A court in the unrecognised entity of Nagorno-Karabakh in the South Caucasus sentenced 19-year-old Jehovah's Witness conscientious objector Artur Avanesyan to 30 months' imprisonment for refusing compulsory military service, according to the verdict seen by Forum 18 News Service. He awaits his 18 November appeal court hearing in prison in Shusha. "Every man must defend his home," Karabakh's Human Rights Ombudsperson Yuri Hairapetyan insisted to Forum 18. "He's a criminal who must pay the price for his crime." A prison official told Forum 18 Avanesyan can receive visits from relatives and read the Bible. Jehovah's Witnesses insist Avanesyan's 14 July arrest in Armenia, where he had applied for alternative civilian service, and transfer back to Karabakh was illegal. Armenian police spokesperson Haykuhi Babajanyan said that if an individual is wanted by police in Karabakh, Armenia would hand them over. "If what was done to Avanesyan was illegal, an investigation would prove that," she told Forum 18.

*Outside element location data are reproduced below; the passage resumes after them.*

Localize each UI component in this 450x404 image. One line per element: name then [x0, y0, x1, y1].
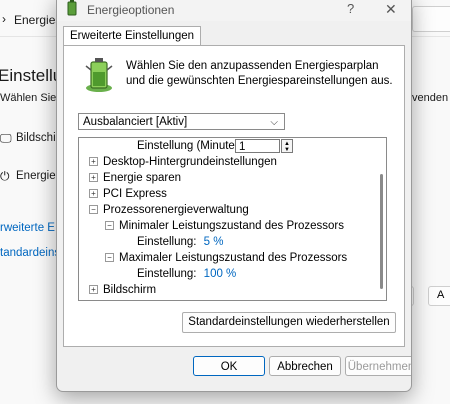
tree-item-max-processor-state[interactable]: − Maximaler Leistungszustand des Prozesso…	[105, 250, 347, 266]
tree-item-min-processor-state[interactable]: − Minimaler Leistungszustand des Prozesso…	[105, 218, 344, 234]
tree-item-energy-saving[interactable]: + Energie sparen	[89, 170, 181, 186]
apply-button[interactable]: Übernehmen	[345, 356, 411, 376]
ok-button[interactable]: OK	[193, 356, 265, 376]
bg-button-apply[interactable]: A	[428, 286, 450, 306]
restore-defaults-button[interactable]: Standardeinstellungen wiederherstellen	[182, 312, 396, 333]
max-state-setting-row[interactable]: Einstellung: 100 %	[137, 266, 236, 282]
tree-item-label: Maximaler Leistungszustand des Prozessor…	[119, 252, 348, 264]
power-plan-select[interactable]: Ausbalanciert [Aktiv] ⌵	[78, 113, 285, 130]
collapse-icon[interactable]: −	[105, 221, 114, 230]
dialog-title: Energieoptionen	[87, 3, 175, 17]
bg-chevron-icon: ›	[2, 12, 6, 26]
tree-item-label: Energie sparen	[103, 172, 181, 184]
bg-button-label: A	[437, 289, 445, 301]
energy-options-dialog: Energieoptionen ? ✕ Erweiterte Einstellu…	[56, 0, 412, 392]
tree-item-label: Desktop-Hintergrundeinstellungen	[103, 156, 277, 168]
power-plan-icon	[85, 58, 113, 92]
cancel-button[interactable]: Abbrechen	[269, 356, 341, 376]
instruction-text: Wählen Sie den anzupassenden Energiespar…	[126, 60, 393, 87]
minute-spinner[interactable]: ▲ ▼	[281, 139, 293, 153]
power-icon: ⏻	[0, 169, 10, 183]
bg-subtext-right: venden n	[412, 92, 450, 104]
tree-scrollbar[interactable]	[380, 174, 383, 289]
monitor-icon: 🖵	[0, 131, 12, 145]
expand-icon[interactable]: +	[89, 189, 98, 198]
setting-label: Einstellung:	[137, 268, 197, 280]
tree-item-label: PCI Express	[103, 188, 167, 200]
power-plan-selected: Ausbalanciert [Aktiv]	[83, 116, 188, 128]
tab-advanced-settings[interactable]: Erweiterte Einstellungen	[63, 26, 202, 46]
tree-item-desktop-background[interactable]: + Desktop-Hintergrundeinstellungen	[89, 154, 277, 170]
battery-icon	[67, 0, 77, 16]
setting-label: Einstellung:	[137, 236, 197, 248]
minute-setting-row: Einstellung (Minute):	[137, 138, 242, 154]
tree-item-label: Minimaler Leistungszustand des Prozessor…	[119, 220, 344, 232]
min-state-value[interactable]: 5 %	[204, 236, 224, 248]
title-bar: Energieoptionen ? ✕	[57, 0, 411, 21]
max-state-value[interactable]: 100 %	[204, 268, 237, 280]
help-button[interactable]: ?	[347, 1, 354, 16]
collapse-icon[interactable]: −	[89, 205, 98, 214]
minute-value-input[interactable]: 1	[235, 139, 280, 153]
settings-tree[interactable]: Einstellung (Minute): 1 ▲ ▼ + Desktop-Hin…	[78, 137, 387, 301]
bg-link-defaults[interactable]: tandardeins	[0, 247, 60, 259]
chevron-down-icon: ⌵	[270, 117, 278, 128]
minute-setting-label: Einstellung (Minute):	[137, 140, 242, 152]
expand-icon[interactable]: +	[89, 285, 98, 294]
tab-strip: Erweiterte Einstellungen	[63, 26, 405, 46]
tree-item-display[interactable]: + Bildschirm	[89, 282, 156, 298]
tree-item-pci-express[interactable]: + PCI Express	[89, 186, 167, 202]
bg-search-box[interactable]	[412, 6, 450, 32]
settings-panel: Wählen Sie den anzupassenden Energiespar…	[63, 45, 405, 347]
tree-item-processor-power[interactable]: − Prozessorenergieverwaltung	[89, 202, 249, 218]
bg-link-advanced[interactable]: rweiterte E	[0, 222, 55, 234]
tree-item-label: Prozessorenergieverwaltung	[103, 204, 249, 216]
bg-item-energy[interactable]: Energies	[16, 170, 61, 182]
collapse-icon[interactable]: −	[105, 253, 114, 262]
spin-down-icon[interactable]: ▼	[284, 147, 290, 153]
close-button[interactable]: ✕	[385, 1, 397, 18]
expand-icon[interactable]: +	[89, 157, 98, 166]
min-state-setting-row[interactable]: Einstellung: 5 %	[137, 234, 224, 250]
expand-icon[interactable]: +	[89, 173, 98, 182]
tree-item-label: Bildschirm	[103, 284, 157, 296]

KYRGYZSTAN: Religious freedom survey, November 2014

Before the January 2015 UN Universal Periodic Review (UPR) of Kyrgyzstan, Forum 18 News Service notes ongoing violations of freedom of religion or belief and related human rights. These include: a ban on exercising freedom of religion or belief with others without state permission; obstacles such as unreasonably high numbers of required founders and some apparent reprisals against communities including Jehovah's Witnesses and Baha'is wishing to gain state registration; increasing state control of the Muslim community; raids on some religious communities; the banning of the Ahmadi Muslim community; restrictions on conscientious objection to military service; harassment and mob violence against non-Muslims with the authorities' complicity, including preventing the dead being buried; state censorship related to freedom of religion or belief; arbitrary expulsions of foreigners; and threats to property. Officials seem unwilling to implement domestic and international legal obligations, with government proposals for Religion Law and Administrative Code changes contradicting a UN Human Rights Council recommendation to "remove all restrictions incompatible with article 18 of the Covenant [on Civil and Political Rights]".

CRIMEA: "All our priests and nuns will have to leave by the 2014 year end"

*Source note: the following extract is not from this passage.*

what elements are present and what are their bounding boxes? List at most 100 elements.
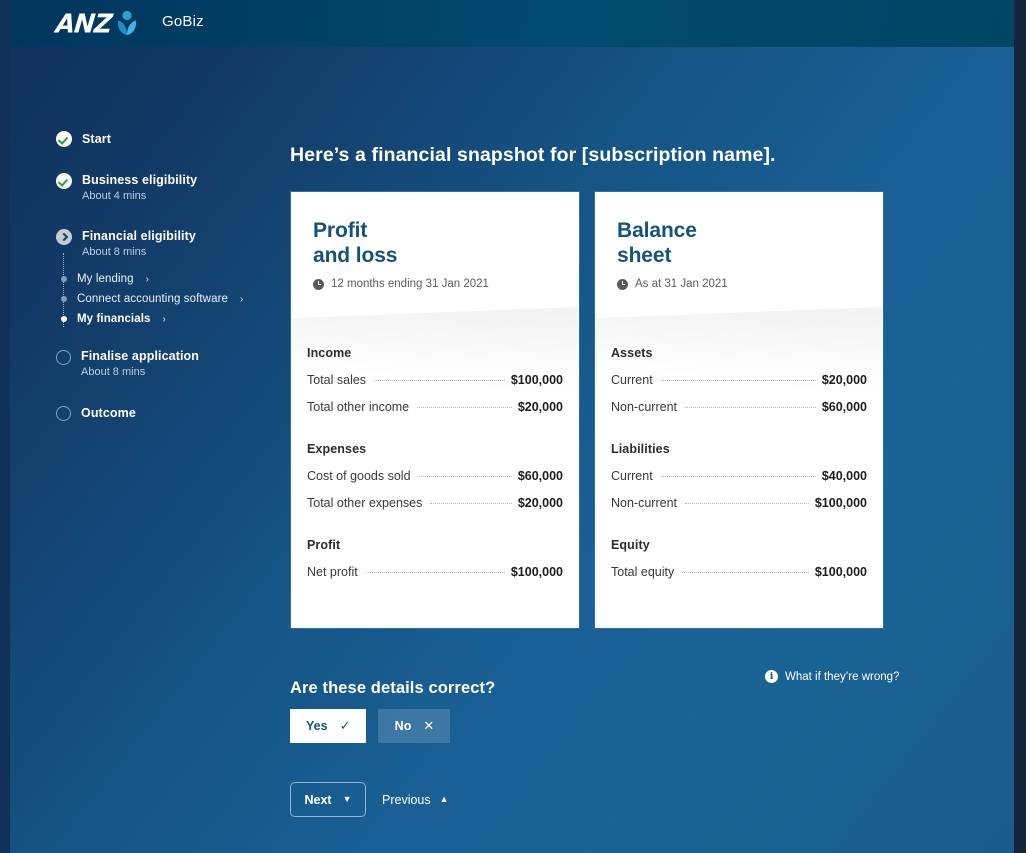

Russia's Federal Migration Service is not extending residence permits for foreign citizens who have been working for Crimean religious communities, leaving Simferopol's Roman Catholic parish without its senior priest, Polish citizen Fr Piotr Rosochacki, who had worked in Crimea for 5 years. All other Catholic priests and nuns will have to leave by the end of 2014. Similarly, almost all Turkish Muslim imams and religious teachers have been forced to leave Crimea. The Federal Migration Service in Crimea told Forum 18 News Service that only registered religious communities can invite foreign citizens. No Crimean religious communities have registration, and under a Russian law which entered into force on 1 July all religious communities must apply for re-registration by 1 January 2015. There is uncertainty about what will happen to applications from communities under bodies outside Crimea or Russia – including Crimea's Armenian Apostolic, Old Believer, Moscow Patriarchate, Roman Catholic and Kiev Patriarchate parishes.